Marcos Rojo swung over a cross which Otamendi failed to clear with a poor header — reverting to his form of last season — and Fabian Delph was also at fault as he allowed Rashford the freedom to steer home.
City had been much the better team, but had only held the lead for two minutes when Rashford struck.
The opener had come from another set-piece, this time a De Bruyne corner, which Lukaku and Otamendi challenged for with the ball falling kindly for Silva. The Spanish striker was not going to miss from that situation and even David de Gea had no hope of blocking his close-range finish.
Half-time brought a quandary for Guardiola, with injury-prone skipper Vincent Kompany reporting an injury and unable to continue. The City manager’s decision proved a masterstroke as he brought on Ilkay Gundogan, adding yet more attacking legs to City’s midfield, while moving Fernandinho back into the centre of defence.
Once the winner came, within 10 minutes of the restart, Guardiola was able to take off striker Gabriel Jesus, bring on Eliaquim Mangala to take Fernandinho’s spot in defence, and push the Brazilian back into his customary midfield position.
It was a snapshot of the sort of versatility and tactical musical chairs that will, surely, see this City team win the league title at a canter.
Firstly, however, there was the occasional glimmer of hope for United from a series of half-chances, with Lukaku blasting over from outside the area, Rashford curling a free-kick over and seeing Ederson make a save from his later effort.

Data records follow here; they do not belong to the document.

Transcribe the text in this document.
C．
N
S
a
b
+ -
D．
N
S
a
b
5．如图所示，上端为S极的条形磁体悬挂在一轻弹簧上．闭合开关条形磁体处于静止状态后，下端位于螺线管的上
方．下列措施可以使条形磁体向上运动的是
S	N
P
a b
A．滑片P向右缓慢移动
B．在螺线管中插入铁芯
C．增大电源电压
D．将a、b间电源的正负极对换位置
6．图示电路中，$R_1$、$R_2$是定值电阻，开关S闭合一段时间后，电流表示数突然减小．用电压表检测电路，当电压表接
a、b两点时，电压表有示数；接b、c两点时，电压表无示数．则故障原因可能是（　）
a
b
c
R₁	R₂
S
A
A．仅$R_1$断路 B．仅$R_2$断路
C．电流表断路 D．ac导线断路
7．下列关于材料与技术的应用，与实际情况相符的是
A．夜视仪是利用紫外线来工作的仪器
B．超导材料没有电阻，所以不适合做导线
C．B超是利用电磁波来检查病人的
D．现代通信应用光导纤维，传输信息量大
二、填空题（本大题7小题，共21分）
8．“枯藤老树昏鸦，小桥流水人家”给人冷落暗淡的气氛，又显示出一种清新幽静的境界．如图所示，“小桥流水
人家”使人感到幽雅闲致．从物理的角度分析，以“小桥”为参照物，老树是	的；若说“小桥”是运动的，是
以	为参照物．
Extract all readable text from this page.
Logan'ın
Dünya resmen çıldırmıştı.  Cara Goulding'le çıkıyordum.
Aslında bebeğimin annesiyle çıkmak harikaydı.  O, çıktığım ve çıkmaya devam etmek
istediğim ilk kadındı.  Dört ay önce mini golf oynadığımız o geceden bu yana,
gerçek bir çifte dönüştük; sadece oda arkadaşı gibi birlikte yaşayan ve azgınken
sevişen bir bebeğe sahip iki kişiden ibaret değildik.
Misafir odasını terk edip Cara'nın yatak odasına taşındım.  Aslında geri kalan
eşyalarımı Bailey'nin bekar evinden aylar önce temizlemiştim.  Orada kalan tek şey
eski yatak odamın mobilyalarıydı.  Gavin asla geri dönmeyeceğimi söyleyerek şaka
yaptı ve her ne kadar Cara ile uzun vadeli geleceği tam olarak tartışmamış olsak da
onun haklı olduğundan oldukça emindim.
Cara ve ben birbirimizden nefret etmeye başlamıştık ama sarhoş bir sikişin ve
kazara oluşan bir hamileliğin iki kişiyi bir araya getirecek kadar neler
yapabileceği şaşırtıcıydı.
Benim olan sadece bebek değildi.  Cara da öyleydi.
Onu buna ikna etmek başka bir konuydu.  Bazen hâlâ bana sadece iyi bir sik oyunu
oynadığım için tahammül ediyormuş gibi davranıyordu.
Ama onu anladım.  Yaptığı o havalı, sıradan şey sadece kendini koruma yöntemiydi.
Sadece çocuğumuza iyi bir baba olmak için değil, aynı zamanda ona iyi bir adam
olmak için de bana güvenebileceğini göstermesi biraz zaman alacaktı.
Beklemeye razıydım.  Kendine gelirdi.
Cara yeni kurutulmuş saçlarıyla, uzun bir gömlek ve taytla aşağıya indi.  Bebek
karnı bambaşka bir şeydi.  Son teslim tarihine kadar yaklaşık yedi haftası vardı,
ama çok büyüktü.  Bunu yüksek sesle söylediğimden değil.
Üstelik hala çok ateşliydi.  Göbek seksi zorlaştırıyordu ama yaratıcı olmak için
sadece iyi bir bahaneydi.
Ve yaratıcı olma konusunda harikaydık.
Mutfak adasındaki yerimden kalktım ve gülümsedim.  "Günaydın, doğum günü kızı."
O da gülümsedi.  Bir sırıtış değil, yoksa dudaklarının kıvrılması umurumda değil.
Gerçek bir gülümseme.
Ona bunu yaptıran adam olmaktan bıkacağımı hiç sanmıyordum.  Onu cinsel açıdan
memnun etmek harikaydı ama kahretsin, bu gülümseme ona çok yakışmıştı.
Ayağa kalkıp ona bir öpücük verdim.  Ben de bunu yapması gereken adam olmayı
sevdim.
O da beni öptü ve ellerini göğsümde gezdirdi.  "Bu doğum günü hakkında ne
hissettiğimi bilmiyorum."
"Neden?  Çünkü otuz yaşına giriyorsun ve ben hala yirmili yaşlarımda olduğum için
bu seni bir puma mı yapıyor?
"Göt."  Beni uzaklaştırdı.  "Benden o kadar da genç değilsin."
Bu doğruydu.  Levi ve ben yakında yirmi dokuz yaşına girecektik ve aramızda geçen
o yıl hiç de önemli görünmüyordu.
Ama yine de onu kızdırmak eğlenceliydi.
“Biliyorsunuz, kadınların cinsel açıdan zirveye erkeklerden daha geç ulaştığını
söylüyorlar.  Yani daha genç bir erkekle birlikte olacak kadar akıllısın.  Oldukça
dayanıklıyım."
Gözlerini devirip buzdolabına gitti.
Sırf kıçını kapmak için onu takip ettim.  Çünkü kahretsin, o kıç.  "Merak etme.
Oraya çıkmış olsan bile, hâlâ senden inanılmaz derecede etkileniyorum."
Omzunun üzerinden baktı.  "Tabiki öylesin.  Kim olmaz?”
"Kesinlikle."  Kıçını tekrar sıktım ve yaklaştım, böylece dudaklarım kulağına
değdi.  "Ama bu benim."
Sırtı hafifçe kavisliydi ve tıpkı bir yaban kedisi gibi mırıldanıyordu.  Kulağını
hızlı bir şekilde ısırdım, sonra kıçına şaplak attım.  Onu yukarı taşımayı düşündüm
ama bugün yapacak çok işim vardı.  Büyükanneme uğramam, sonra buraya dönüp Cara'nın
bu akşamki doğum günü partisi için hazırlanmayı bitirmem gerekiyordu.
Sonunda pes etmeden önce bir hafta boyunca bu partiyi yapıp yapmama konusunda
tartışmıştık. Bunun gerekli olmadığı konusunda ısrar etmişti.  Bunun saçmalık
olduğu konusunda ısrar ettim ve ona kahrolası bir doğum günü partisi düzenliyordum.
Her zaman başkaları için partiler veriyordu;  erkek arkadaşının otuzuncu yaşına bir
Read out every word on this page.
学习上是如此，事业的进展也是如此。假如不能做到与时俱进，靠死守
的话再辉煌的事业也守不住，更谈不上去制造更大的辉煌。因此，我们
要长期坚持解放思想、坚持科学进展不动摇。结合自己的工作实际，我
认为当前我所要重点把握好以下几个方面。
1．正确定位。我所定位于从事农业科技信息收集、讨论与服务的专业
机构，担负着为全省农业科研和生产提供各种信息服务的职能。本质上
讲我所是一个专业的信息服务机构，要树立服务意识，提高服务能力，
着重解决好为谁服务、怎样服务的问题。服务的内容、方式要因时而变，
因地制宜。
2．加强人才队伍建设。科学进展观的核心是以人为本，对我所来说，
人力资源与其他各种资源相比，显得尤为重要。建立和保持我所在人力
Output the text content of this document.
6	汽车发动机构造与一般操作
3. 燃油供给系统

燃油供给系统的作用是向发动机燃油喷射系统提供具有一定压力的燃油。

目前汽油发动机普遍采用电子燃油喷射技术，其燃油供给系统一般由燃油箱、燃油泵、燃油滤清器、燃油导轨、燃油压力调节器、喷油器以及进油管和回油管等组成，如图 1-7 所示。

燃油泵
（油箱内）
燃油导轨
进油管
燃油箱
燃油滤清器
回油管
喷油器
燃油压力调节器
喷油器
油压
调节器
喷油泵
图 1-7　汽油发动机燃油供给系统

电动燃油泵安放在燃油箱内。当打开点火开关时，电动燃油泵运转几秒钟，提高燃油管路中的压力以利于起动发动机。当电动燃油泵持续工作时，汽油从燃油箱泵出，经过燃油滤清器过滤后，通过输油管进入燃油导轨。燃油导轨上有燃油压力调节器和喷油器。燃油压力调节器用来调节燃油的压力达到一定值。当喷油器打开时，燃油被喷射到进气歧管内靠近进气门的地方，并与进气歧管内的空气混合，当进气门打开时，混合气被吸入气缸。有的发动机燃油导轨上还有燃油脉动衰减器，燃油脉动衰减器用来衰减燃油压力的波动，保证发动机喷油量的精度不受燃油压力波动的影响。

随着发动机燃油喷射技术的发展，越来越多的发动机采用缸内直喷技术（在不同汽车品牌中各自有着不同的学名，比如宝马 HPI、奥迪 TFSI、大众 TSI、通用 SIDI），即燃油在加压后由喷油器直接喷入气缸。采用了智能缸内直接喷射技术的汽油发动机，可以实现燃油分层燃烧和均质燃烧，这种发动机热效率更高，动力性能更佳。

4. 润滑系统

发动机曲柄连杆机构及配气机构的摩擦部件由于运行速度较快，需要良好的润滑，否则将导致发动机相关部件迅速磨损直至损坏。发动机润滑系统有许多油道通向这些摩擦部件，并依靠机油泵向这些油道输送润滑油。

Even before Ederson’s superb, late double save, there were loud appeals for a penalty, as Ander Herrera went down under the slightest contact from Otamendi, though replays suggested referee Michael Oliver had got it right in cautioning the United man for simulation instead of awarding the spot kick.
Naturally, there were other chances for the league leaders, especially as United pressed towards the end.
Gundogan rolled the ball across an open net, De Gea made an excellent stop from De Bruyne and substitute Bernardo Silva showed why he is struggling for regular minutes at City by missing a couple of one-on-one breaks.
Predictably, however, there was little in the way of praise coming from Mourinho, who chose to focus on his own team’s shortcomings rather than City’s superiority.
“They scored two very bad goals, two goals that is quite unbelievable to concede and, when you concede two goals like these in a match of this dimension, you feel bad, because now you are all going to speak about what they did well and what they are good at,” said Mourinho.
“And at the end of the day what they are good at they were not good at and they scored two goals out of nothing. They were two easy goals.”
However, they were two goals, regardless of their quality, that have lifted City an important step closer their dream of a league title.
De Gea 6; Valencia 5, Smalling 5, Rojo 6 (Lindelof 46,6), Young 5; Herrera 5 (Mata 82,5), Matic 5; Rashford 6, Lingard 5 (Ibrahimovic 76,5), Martial 5; Lukaku 4. Subs: Jones, Romero, Shaw, McTominay.
Ederson 8; Walker 7, Kompany 5 (Gundogan 46,6), Otamendi 7, Delph 5; De Bruyne 7, Fernandinho 6, D Silva 9; Sterling 5, Jesus 5 (Mangala 58,6) Sane 6 (B Silva 88,5). Subs: Bravo, Danilo, Aguero, Zinchenko.